\svnInfo $Id$  

\txcache is designed for systems consisting of a number of application
servers that interact with a database server. Here, the application
servers might be web servers running embedded scripts (\eg{with
  \texttt{mod\_php} or the like}), or they might be dedicated
application servers, as with Enterprise Java Beans. The database
server is a standard relational database; we assume that there is a
single database and the applications use it to store all of their
persistent state.

\begin{figure}[tp]
  \centering
  \includegraphics[scale=0.37]{arch.pdf}
  \caption{XXX}
  \label{fig:architecture}
\end{figure}

\txcache introduces two new components, as shown in
Figure~\ref{fig:architecture}: a cache and a client-side library for
managing it.

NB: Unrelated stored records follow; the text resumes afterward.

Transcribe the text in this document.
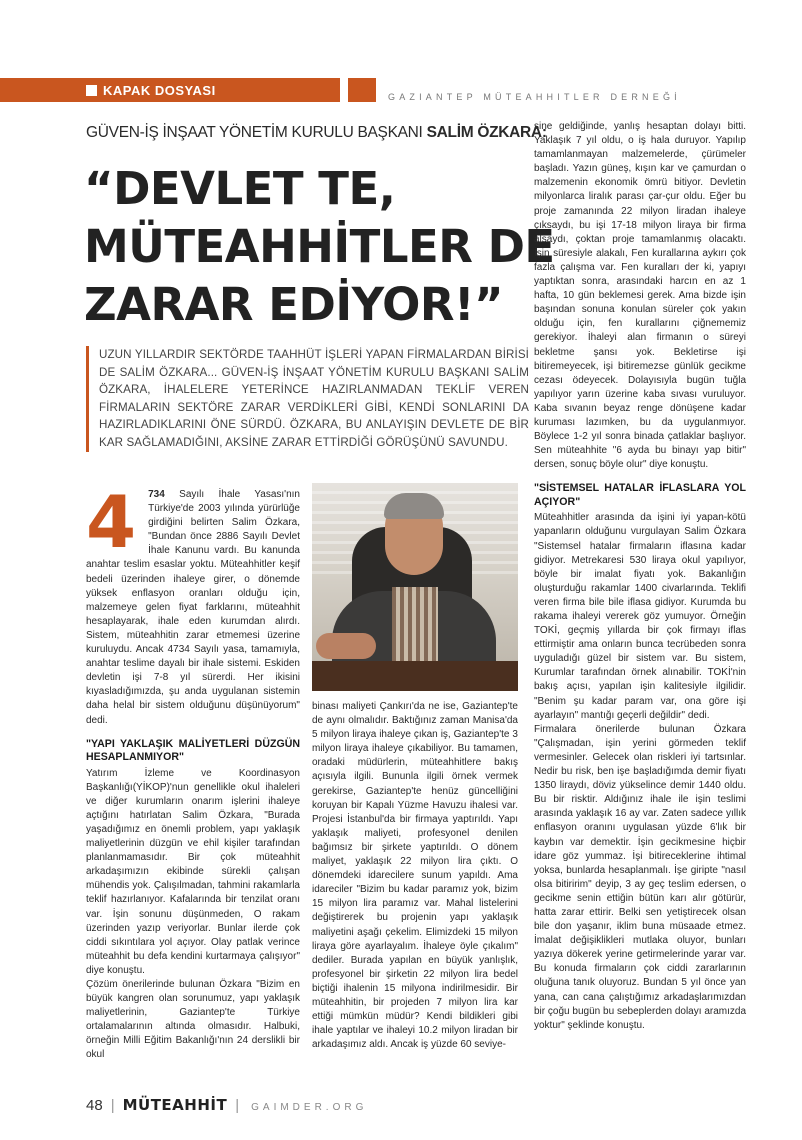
KAPAK DOSYASI	GAZIANTEP MÜTEAHHITLER DERNEĞİ
GÜVEN-İŞ İNŞAAT YÖNETİM KURULU BAŞKANI SALİM ÖZKARA:
“DEVLET TE,
MÜTEAHHİTLER DE
ZARAR EDİYOR!”
UZUN YILLARDIR SEKTÖRDE TAAHHÜT İŞLERİ YAPAN FİRMALARDAN BİRİSİ DE SALİM ÖZKARA... GÜVEN-İŞ İNŞAAT YÖNETİM KURULU BAŞKANI SALİM ÖZKARA, İHALELERE YETERİNCE HAZIRLANMADAN TEKLİF VEREN FİRMALARIN SEKTÖRE ZARAR VERDİKLERİ GİBİ, KENDİ SONLARINI DA HAZIRLADIKLARINI ÖNE SÜRDÜ. ÖZKARA, BU ANLAYIŞIN DEVLETE DE BİR KAR SAĞLAMADIĞINI, AKSİNE ZARAR ETTİRDİĞİ GÖRÜŞÜNÜ SAVUNDU.
4	734 Sayılı İhale Yasası'nın Türkiye'de 2003 yılında yürürlüğe girdiğini belirten Salim Özkara, "Bundan önce 2886 Sayılı Devlet İhale Kanunu vardı. Bu kanunda anahtar teslim esaslar yoktu. Müteahhitler keşif bedeli üzerinden ihaleye girer, o dönemde yüksek enflasyon oranları olduğu için, malzemeye gelen fiyat farklarını, müteahhit hesaplayarak, ihale eden kurumdan alırdı. Sistem, müteahhitin zarar etmemesi üzerine kuruluydu. Ancak 4734 Sayılı yasa, tamamıyla, anahtar teslime dayalı bir ihale sistemi. Eskiden devletin işi 7-8 yıl sürerdi. Her ikisini kıyasladığımızda, şu anda uygulanan sistemin daha helal bir sistem olduğunu düşünüyorum" dedi.

"YAPI YAKLAŞIK MALİYETLERİ DÜZGÜN HESAPLANMIYOR"

Yatırım İzleme ve Koordinasyon Başkanlığı(YİKOP)'nun genellikle okul ihaleleri ve diğer kurumların onarım işlerini ihaleye açtığını hatırlatan Salim Özkara, "Burada yaşadığımız en önemli problem, yapı yaklaşık maliyetlerinin düzgün ve ehil kişiler tarafından planlanmamasıdır. Bir çok müteahhit arkadaşımızın ekibinde sürekli çalışan mühendis yok. Çalışılmadan, tahmini rakamlarla teklif hazırlanıyor. Kafalarında bir tenzilat oranı var. İşin sonunu düşünmeden, O rakam üzerinden yazıp veriyorlar. Bunlar ilerde çok ciddi sıkıntılara yol açıyor. Olay patlak verince müteahhit bu defa kendini kurtarmaya çalışıyor" diye konuştu.

Çözüm önerilerinde bulunan Özkara "Bizim en büyük kangren olan sorunumuz, yapı yaklaşık maliyetlerinin, Gaziantep'te Türkiye ortalamalarının altında olmasıdır. Halbuki, örneğin Milli Eğitim Bakanlığı'nın 24 derslikli bir okul

binası maliyeti Çankırı'da ne ise, Gaziantep'te de aynı olmalıdır. Baktığınız zaman Manisa'da 5 milyon liraya ihaleye çıkan iş, Gaziantep'te 3 milyon liraya ihaleye çıkabiliyor. Bu tamamen, oradaki müdürlerin, müteahhitlere bakış açısıyla ilgili. Bununla ilgili örnek vermek gerekirse, Gaziantep'te henüz güncelliğini koruyan bir Kapalı Yüzme Havuzu ihalesi var. Projesi İstanbul'da bir firmaya yaptırıldı. Yapı yaklaşık maliyeti, profesyonel denilen bağımsız bir şirkete yaptırıldı. O dönem maliyet, yaklaşık 22 milyon lira çıktı. O dönemdeki idarecilere sunum yapıldı. Ama idareciler "Bizim bu kadar paramız yok, bizim 15 milyon lira paramız var. Mahal listelerini değiştirerek bu projenin yapı yaklaşık maliyetini aşağı çekelim. Elimizdeki 15 milyon liraya göre ayarlayalım. İhaleye öyle çıkalım" dediler. Burada yapılan en büyük yanlışlık, profesyonel bir şirketin 22 milyon lira bedel biçtiği ihalenin 15 milyona indirilmesidir. Bir müteahhitin, bir projeden 7 milyon lira kar ettiği mümkün müdür? Kendi bildikleri gibi ihale yaptılar ve ihaleyi 10.2 milyon liradan bir arkadaşımız aldı. Ancak iş yüzde 60 seviye-

sine geldiğinde, yanlış hesaptan dolayı bitti. Yaklaşık 7 yıl oldu, o iş hala duruyor. Yapılıp tamamlanmayan malzemelerde, çürümeler başladı. Yazın güneş, kışın kar ve çamurdan o malzemenin ekonomik ömrü bitiyor. Devletin milyonlarca liralık parası çar-çur oldu. Eğer bu proje zamanında 22 milyon liradan ihaleye çıksaydı, bu işi 17-18 milyon liraya bir firma alsaydı, çoktan proje tamamlanmış olacaktı. İşin süresiyle alakalı, Fen kurallarına aykırı çok fazla çalışma var. Fen kuralları der ki, yapıyı yaptıktan sonra, arasındaki harcın en az 1 hafta, 10 gün beklemesi gerek. Ama bizde işin başından sonuna konulan süreler çok yakın olduğu için, fen kurallarını çiğnememiz gerekiyor. İhaleyi alan firmanın o süreyi bekletme şansı yok. Bekletirse işi bitiremeyecek, işi bitiremezse günlük gecikme cezası ödeyecek. Dolayısıyla bugün tuğla yapılıyor yarın üzerine kaba sıvası vuruluyor. Kaba sıvanın beyaz renge dönüşene kadar kuruması lazımken, bu da uygulanmıyor. Böylece 1-2 yıl sonra binada çatlaklar başlıyor. Sen müteahhite "6 ayda bu binayı yap bitir" dersen, sonuç böyle olur" diye konuştu.

"SİSTEMSEL HATALAR İFLASLARA YOL AÇIYOR"

Müteahhitler arasında da işini iyi yapan-kötü yapanların olduğunu vurgulayan Salim Özkara "Sistemsel hatalar firmaların iflasına kadar gidiyor. Metrekaresi 530 liraya okul yapılıyor, böyle bir imalat fiyatı yok. Bakanlığın oluşturduğu rakamlar 1400 civarlarında. Teklifi veren firma bile bile iflasa gidiyor. Kurumda bu rakama ihaleyi vererek göz yumuyor. Örneğin TOKİ, geçmiş yıllarda bir çok firmayı iflas ettirmiştir ama onların bunca tecrübeden sonra uyguladığı güzel bir sistem var. Bu sistem, Kurumlar tarafından örnek alınabilir. TOKİ'nin bakış açısı, yapılan işin kalitesiyle ilgilidir. "Benim şu kadar param var, ona göre işi ayarlayın" mantığı geçerli değildir" dedi.

Firmalara önerilerde bulunan Özkara "Çalışmadan, işin yerini görmeden teklif vermesinler. Gelecek olan riskleri iyi tartsınlar. Nedir bu risk, ben işe başladığımda demir fiyatı 1350 liraydı, döviz yükselince demir 1440 oldu. Bu bir risktir. Aldığınız ihale ile işin teslimi arasında yaklaşık 16 ay var. Zaten sadece yıllık enflasyon oranını uygulasan yüzde 6'lık bir kaybın var demektir. İşin gecikmesine hiçbir idare göz yummaz. İşi bitireceklerine ihtimal yoksa, bunlarda hesaplanmalı. İşe giripte "nasıl olsa bitiririm" deyip, 3 ay geç teslim edersen, o gecikme senin ettiğin bütün karı alır götürür, hatta zarar ettirir. Belki sen yetiştirecek olsan bile don yaşanır, iklim buna müsaade etmez. İmalat değişiklikleri mutlaka oluyor, bunları yazıya dökerek yerine getirmelerinde yarar var. Bu konuda firmaların çok ciddi zararlarının oluğuna tanık oluyoruz. Bundan 5 yıl önce yan yana, can cana çalıştığımız arkadaşlarımızdan bir çoğu bugün bu sebeplerden dolayı aramızda yoktur" şeklinde konuştu.

48 | MÜTEAHHİT | GAIMDER.ORG
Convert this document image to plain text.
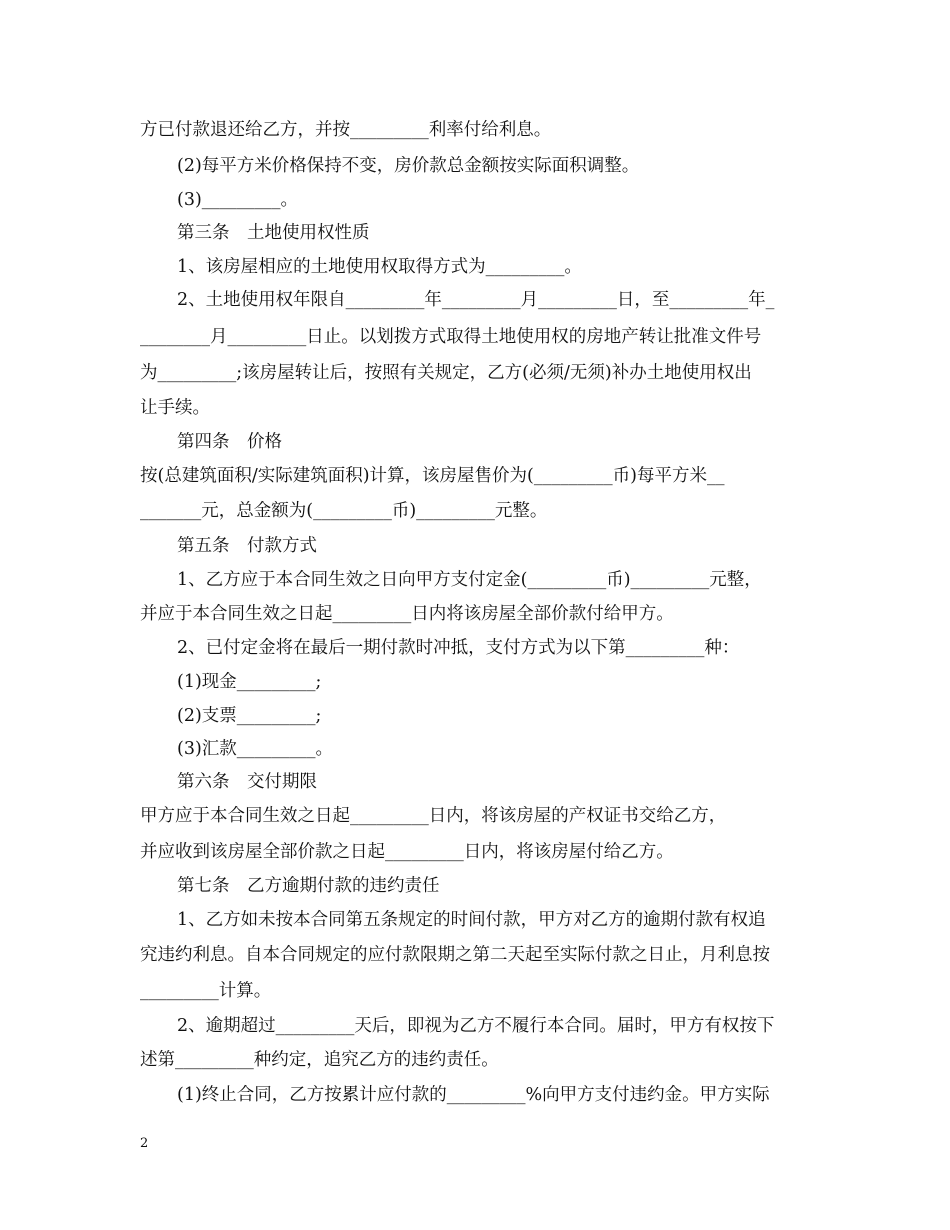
方已付款退还给乙方，并按_________利率付给利息。
(2)每平方米价格保持不变，房价款总金额按实际面积调整。
(3)_________。
第三条　土地使用权性质
1、该房屋相应的土地使用权取得方式为_________。
2、土地使用权年限自_________年_________月_________日，至_________年_
________月_________日止。以划拨方式取得土地使用权的房地产转让批准文件号
为_________;该房屋转让后，按照有关规定，乙方(必须/无须)补办土地使用权出
让手续。
第四条　价格
按(总建筑面积/实际建筑面积)计算，该房屋售价为(_________币)每平方米__
_______元，总金额为(_________币)_________元整。
第五条　付款方式
1、乙方应于本合同生效之日向甲方支付定金(_________币)_________元整，
并应于本合同生效之日起_________日内将该房屋全部价款付给甲方。
2、已付定金将在最后一期付款时冲抵，支付方式为以下第_________种：
(1)现金_________;
(2)支票_________;
(3)汇款_________。
第六条　交付期限
甲方应于本合同生效之日起_________日内，将该房屋的产权证书交给乙方，
并应收到该房屋全部价款之日起_________日内，将该房屋付给乙方。
第七条　乙方逾期付款的违约责任
1、乙方如未按本合同第五条规定的时间付款，甲方对乙方的逾期付款有权追
究违约利息。自本合同规定的应付款限期之第二天起至实际付款之日止，月利息按
_________计算。
2、逾期超过_________天后，即视为乙方不履行本合同。届时，甲方有权按下
述第_________种约定，追究乙方的违约责任。
(1)终止合同，乙方按累计应付款的_________%向甲方支付违约金。甲方实际
2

The cache is partitioned across a set of cache nodes,
which may run on dedicated hardware or share it with other
servers. These nodes store cached data as key-value mappings and keep
the data entirely in memory. As Section~\ref{sec:cache} describes in
detail, the cache is versioned: it can store multiple versions of the
same cached object, tagged with the time interval at which each
version was valid. This versioning is used to ensure consistency:
logically, each transaction only reads cached values from a snapshot
of the database taken at a particular time.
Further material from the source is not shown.